The party should also remain authentic when the audience isn’t the fan club. During the election I attended six rallies of election workers where Rachel Notley spoke. A natural orator, the former premier was electric with her passionate defence of the NDP’s record in office and how the party would build upon that legacy if returned to power. The televised debate with Smith, however, featured a different Notley. As if afraid of offending swing voters, Notley appeared nervous and failed to defend the record of her earlier government. She notably neglected to remind Albertans of her government’s ordering auto insurance and utility companies to limit prices, or assure us that she would do so again.

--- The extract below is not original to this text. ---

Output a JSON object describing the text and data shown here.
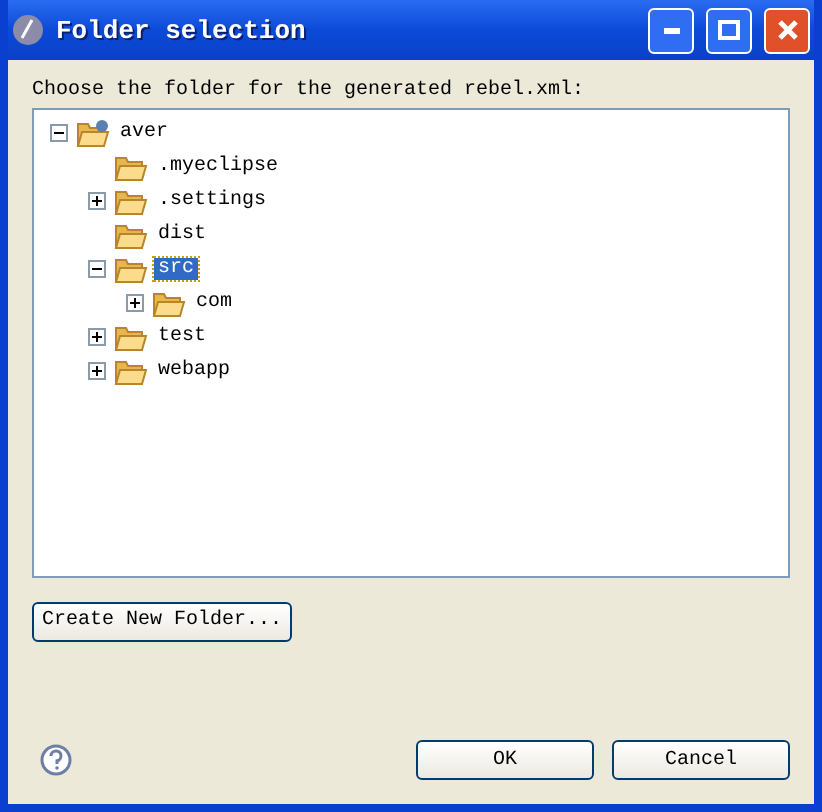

Some argue that a more constructive NDP campaign would have changed nothing in “conservative Alberta.” But research by University of Alberta political scientist Jared Wesley suggests roughly half of Albertans view themselves as centrist or leftist. Quito Maggi, CEO of Mainstreet Research, predicted the NDP would win on election day even though his company’s polls showed the UCP leading among decided voters. Four days before the election he tweeted: “Across the 7 [Calgary] ridings we’re currently fielding, the undecided leans are breaking @alberta_NDP more than 7–1 over @Alberta_UCP.” A 7–1 conversion of the undecided vote provincially would have given the NDP four or five more Calgary seats, as well as Lethbridge East, several more “Edmonton donut”  ridings—and a legislative majority. But it seems many undecided voters ultimately believed too little was at stake, and stayed home. Election turnout dropped from 68 per cent in 2019 to 62 per cent in 2023. With it the NDP’s chance to govern Alberta evaporate

Alvin Finkel is professor emeritus of history at Athabasca University. His latest book project is Humans: A People’s History.